Webinar cycle in Hydrogeology and Geochemistry
HYDROGEOLOGY GROUP (Associated Unit CSIC-UPC, Barcelona)
Date: Thursday, 2nd November 2023
Starting time: 3:00 pm (Central European Time)
Author: Sara Elizabeth Hanson Hedgecock (IDAEA-CSIC), Postdoctoral Researcher
Title: Enhanced Geothermal Systems Reservoir and Induced Seismic Hazard Assessment Using Hybrid K-means Clustering and Data Fusion
Venue: UPC, D2 Module, 2nd floor classroom 216
Abstract:
Geothermal energy is a growing renewable resource that generates electricity and heat by circulating fluids in the subsurface.
Assessing reservoir quality and quantifying the amount of heat, fluid volume and circulation is key to determining a project’s economic viability. Where natural permeability is too low, high-pressure injection of fluids into the subsurface can be used to improve reservoir quality and increase the storage and production capacity of the system. These are called Enhanced Geothermal Systems (EGS).
Unfortunately, the injection of fluids at EGS sites has resulted in some felt induced seismic events (>Mw 2.5), such as in Soultz, France and Basel, Switzerland. Shaking from the events caused alarm in surrounding regions and shut down development of the projects.
Evaluating induced seismic hazard during EGS project planning is key to mitigating property damage and negative public perception that can shut down a site.

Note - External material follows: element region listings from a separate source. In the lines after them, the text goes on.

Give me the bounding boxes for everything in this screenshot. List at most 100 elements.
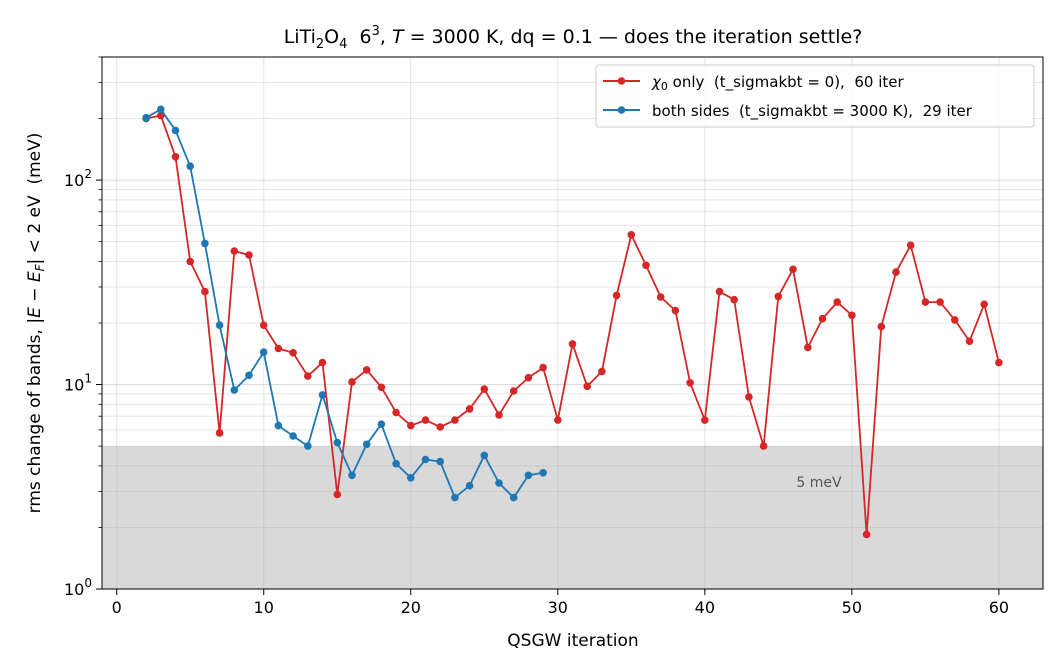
data-point bbox=[965, 337, 974, 346]
data-point bbox=[186, 257, 194, 266]
data-point bbox=[421, 416, 430, 424]
data-point bbox=[921, 298, 930, 306]
legend-label-blue: both sides (t_sigmakbt = 3000 K), 29 ite… bbox=[652, 102, 973, 121]
data-point bbox=[524, 373, 533, 382]
data-point bbox=[421, 455, 430, 464]
data-point bbox=[348, 378, 356, 386]
legend-marker-blue bbox=[617, 106, 626, 114]
data-point bbox=[804, 343, 812, 352]
data-point bbox=[436, 457, 445, 466]
data-point bbox=[215, 321, 224, 330]
data-point bbox=[671, 306, 680, 315]
x-tick-label: 50 bbox=[842, 598, 862, 617]
series-line bbox=[145, 108, 544, 499]
data-point bbox=[348, 471, 356, 480]
data-point bbox=[862, 530, 871, 539]
data-point bbox=[951, 316, 959, 324]
data-point bbox=[171, 126, 180, 135]
data-point bbox=[259, 321, 268, 330]
data-point bbox=[377, 383, 386, 392]
data-point bbox=[495, 479, 503, 487]
data-point bbox=[318, 391, 327, 399]
x-tick-label: 0 bbox=[112, 598, 122, 617]
series-1 bbox=[142, 105, 547, 502]
data-point bbox=[274, 421, 283, 430]
legend-box bbox=[595, 64, 1035, 128]
ticks-layer: 0 10 20 30 40 50 60 100 101 102 bbox=[64, 56, 1009, 617]
x-tick-label: 20 bbox=[401, 598, 421, 617]
data-point bbox=[407, 421, 415, 430]
data-point bbox=[480, 385, 489, 393]
data-point bbox=[892, 268, 900, 276]
data-point bbox=[980, 300, 988, 309]
data-point bbox=[289, 432, 297, 440]
data-point bbox=[318, 358, 327, 367]
data-point bbox=[642, 261, 650, 270]
data-point bbox=[833, 298, 841, 306]
data-point bbox=[333, 438, 342, 447]
data-point bbox=[230, 247, 239, 255]
data-point bbox=[157, 105, 165, 114]
y-tick-label: 100 bbox=[64, 576, 92, 599]
data-point bbox=[245, 251, 253, 259]
data-point bbox=[906, 241, 915, 250]
data-point bbox=[715, 287, 724, 296]
data-point bbox=[612, 291, 621, 300]
data-point bbox=[877, 322, 886, 331]
data-point bbox=[304, 442, 312, 450]
data-point bbox=[465, 481, 474, 490]
data-point bbox=[583, 382, 591, 391]
data-point bbox=[304, 372, 312, 380]
x-tick-label: 40 bbox=[695, 598, 715, 617]
data-point bbox=[848, 311, 856, 320]
data-point bbox=[142, 113, 150, 122]
x-tick-label: 30 bbox=[548, 598, 568, 617]
data-point bbox=[495, 411, 503, 419]
data-point bbox=[451, 493, 459, 502]
data-point bbox=[701, 416, 709, 424]
x-axis-label: QSGW iteration bbox=[507, 631, 638, 651]
legend-label-red: χ0 only (t_sigmakbt = 0), 60 iter bbox=[651, 73, 904, 93]
series-layer bbox=[142, 105, 1003, 539]
chart-title: LiTi2O4 63, T = 3000 K, dq = 0.1 — does … bbox=[284, 24, 863, 52]
data-point bbox=[274, 344, 283, 353]
threshold-label: 5 meV bbox=[796, 475, 842, 491]
data-point bbox=[554, 416, 562, 424]
data-point bbox=[201, 287, 209, 296]
x-tick-label: 10 bbox=[254, 598, 274, 617]
data-point bbox=[186, 162, 194, 170]
data-point bbox=[774, 292, 783, 301]
data-point bbox=[509, 387, 518, 395]
data-point bbox=[333, 490, 342, 499]
data-point bbox=[407, 474, 415, 482]
data-point bbox=[392, 459, 400, 468]
data-point bbox=[745, 393, 753, 401]
data-point bbox=[451, 416, 459, 424]
data-point bbox=[362, 366, 371, 374]
data-point bbox=[598, 367, 606, 376]
data-point bbox=[759, 442, 768, 450]
data-point bbox=[171, 153, 180, 161]
y-axis-label: rms change of bands, |E − EF| < 2 eV (me… bbox=[25, 133, 47, 514]
threshold-band bbox=[102, 446, 1043, 589]
data-point bbox=[730, 295, 738, 304]
y-tick-label: 101 bbox=[64, 372, 92, 395]
data-point bbox=[465, 405, 474, 413]
data-point bbox=[259, 348, 268, 357]
data-point bbox=[656, 293, 665, 301]
legend-marker-red bbox=[617, 77, 626, 85]
data-point bbox=[362, 440, 371, 449]
threshold-layer bbox=[102, 446, 1043, 589]
data-point bbox=[686, 379, 694, 387]
data-point bbox=[818, 314, 827, 323]
legend: χ0 only (t_sigmakbt = 0), 60 iter both s… bbox=[595, 64, 1035, 128]
series-0 bbox=[142, 111, 1003, 539]
data-point bbox=[509, 493, 518, 502]
data-point bbox=[539, 363, 547, 372]
data-point bbox=[936, 298, 944, 306]
data-point bbox=[480, 451, 489, 460]
data-point bbox=[995, 358, 1003, 367]
y-tick-label: 102 bbox=[64, 167, 92, 190]
data-point bbox=[392, 408, 400, 417]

EGS site reservoir models are developed to fully characterize the geologic and geomechanical properties to aid treatment planning and to assess seismic hazards. These use a wide variety of data about previous seismic activity, geology, stress state, and poroelastic properties. Integrating the large variety of data is difficult due to the uncertainty and assumptions made in the data, processing, and modelling.
A probabilistic assessment system is developed that uses a combination of unsupervised hybrid k-means clustering and supervised learning to aid processing of multi-disciplinary data sets. Temperature, pressure, stress, porosity and permeability data from the FORGE EGS test site in Utah is used to build and test the system. This data is mapped in 3D and unsupervised clustering identifies initial clusters of patterns using the suite of input data. The initial data clusters are combined and assigned a final grouping using a pairwise combination method within the framework of the Transferable Belief Model, which is used to quantitatively represent the level of support and ignorance for combined cluster assignments.

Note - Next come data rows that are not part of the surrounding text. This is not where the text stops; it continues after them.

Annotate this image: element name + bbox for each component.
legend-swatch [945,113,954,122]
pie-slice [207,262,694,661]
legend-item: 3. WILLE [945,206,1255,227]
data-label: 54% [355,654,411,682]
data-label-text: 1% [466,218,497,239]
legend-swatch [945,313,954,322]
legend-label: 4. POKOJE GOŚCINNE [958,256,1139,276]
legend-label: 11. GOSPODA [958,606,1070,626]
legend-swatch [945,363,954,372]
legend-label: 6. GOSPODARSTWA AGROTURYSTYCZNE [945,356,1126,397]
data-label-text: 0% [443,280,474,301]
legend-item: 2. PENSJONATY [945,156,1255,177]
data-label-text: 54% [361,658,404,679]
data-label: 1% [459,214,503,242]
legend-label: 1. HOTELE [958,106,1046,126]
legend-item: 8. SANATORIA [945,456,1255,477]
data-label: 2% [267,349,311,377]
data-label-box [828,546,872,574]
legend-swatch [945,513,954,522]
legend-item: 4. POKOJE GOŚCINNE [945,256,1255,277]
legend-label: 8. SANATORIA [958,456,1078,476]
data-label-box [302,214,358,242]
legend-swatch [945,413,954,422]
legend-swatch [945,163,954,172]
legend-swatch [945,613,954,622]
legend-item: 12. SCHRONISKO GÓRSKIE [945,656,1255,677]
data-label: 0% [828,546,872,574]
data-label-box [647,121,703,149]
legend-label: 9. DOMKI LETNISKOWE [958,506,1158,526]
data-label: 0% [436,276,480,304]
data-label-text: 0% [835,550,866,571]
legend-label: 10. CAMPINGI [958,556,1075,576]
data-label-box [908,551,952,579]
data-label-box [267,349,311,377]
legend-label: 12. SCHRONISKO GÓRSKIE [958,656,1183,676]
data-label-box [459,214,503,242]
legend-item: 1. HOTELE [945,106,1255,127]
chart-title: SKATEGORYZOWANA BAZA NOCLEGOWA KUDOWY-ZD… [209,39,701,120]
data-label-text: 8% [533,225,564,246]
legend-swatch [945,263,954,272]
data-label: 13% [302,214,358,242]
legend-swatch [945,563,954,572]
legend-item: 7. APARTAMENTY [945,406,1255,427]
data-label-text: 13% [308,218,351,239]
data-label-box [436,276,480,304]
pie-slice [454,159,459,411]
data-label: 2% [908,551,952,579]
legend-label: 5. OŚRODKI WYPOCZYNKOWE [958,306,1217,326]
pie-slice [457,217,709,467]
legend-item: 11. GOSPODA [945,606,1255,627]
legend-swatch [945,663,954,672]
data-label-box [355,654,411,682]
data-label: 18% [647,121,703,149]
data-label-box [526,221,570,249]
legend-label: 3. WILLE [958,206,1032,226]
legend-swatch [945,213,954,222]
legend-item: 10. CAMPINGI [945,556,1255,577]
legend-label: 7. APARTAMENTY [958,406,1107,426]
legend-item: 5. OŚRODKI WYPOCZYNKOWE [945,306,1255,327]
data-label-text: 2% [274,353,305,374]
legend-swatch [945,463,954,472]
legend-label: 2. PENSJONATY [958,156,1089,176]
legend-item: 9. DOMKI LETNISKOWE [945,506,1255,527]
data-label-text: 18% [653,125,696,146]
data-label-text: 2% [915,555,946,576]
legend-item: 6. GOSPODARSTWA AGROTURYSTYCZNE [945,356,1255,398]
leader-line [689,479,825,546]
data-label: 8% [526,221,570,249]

Initial results classify the site into 3 to 5 clusters that correspond to variations in the input properties. The 3 clusters can be described as groups with (1) high (2) medium, and (3) low values of pressure, temperature, and stress magnitude. The run with 5 clusters divides the high medium and low clusters into 2 additional clusters. Cluster 2 and 5 have overlapping values, though the latter has a greater range of values.
The system developed in this work represents the first part of a planned system to aid the prediction of induced seismic events in EGS.
The second part of the planned system will use the identified property clusters in combination with fracture logs, treatment data, and microseismic events to identify likely regions of fracture growth.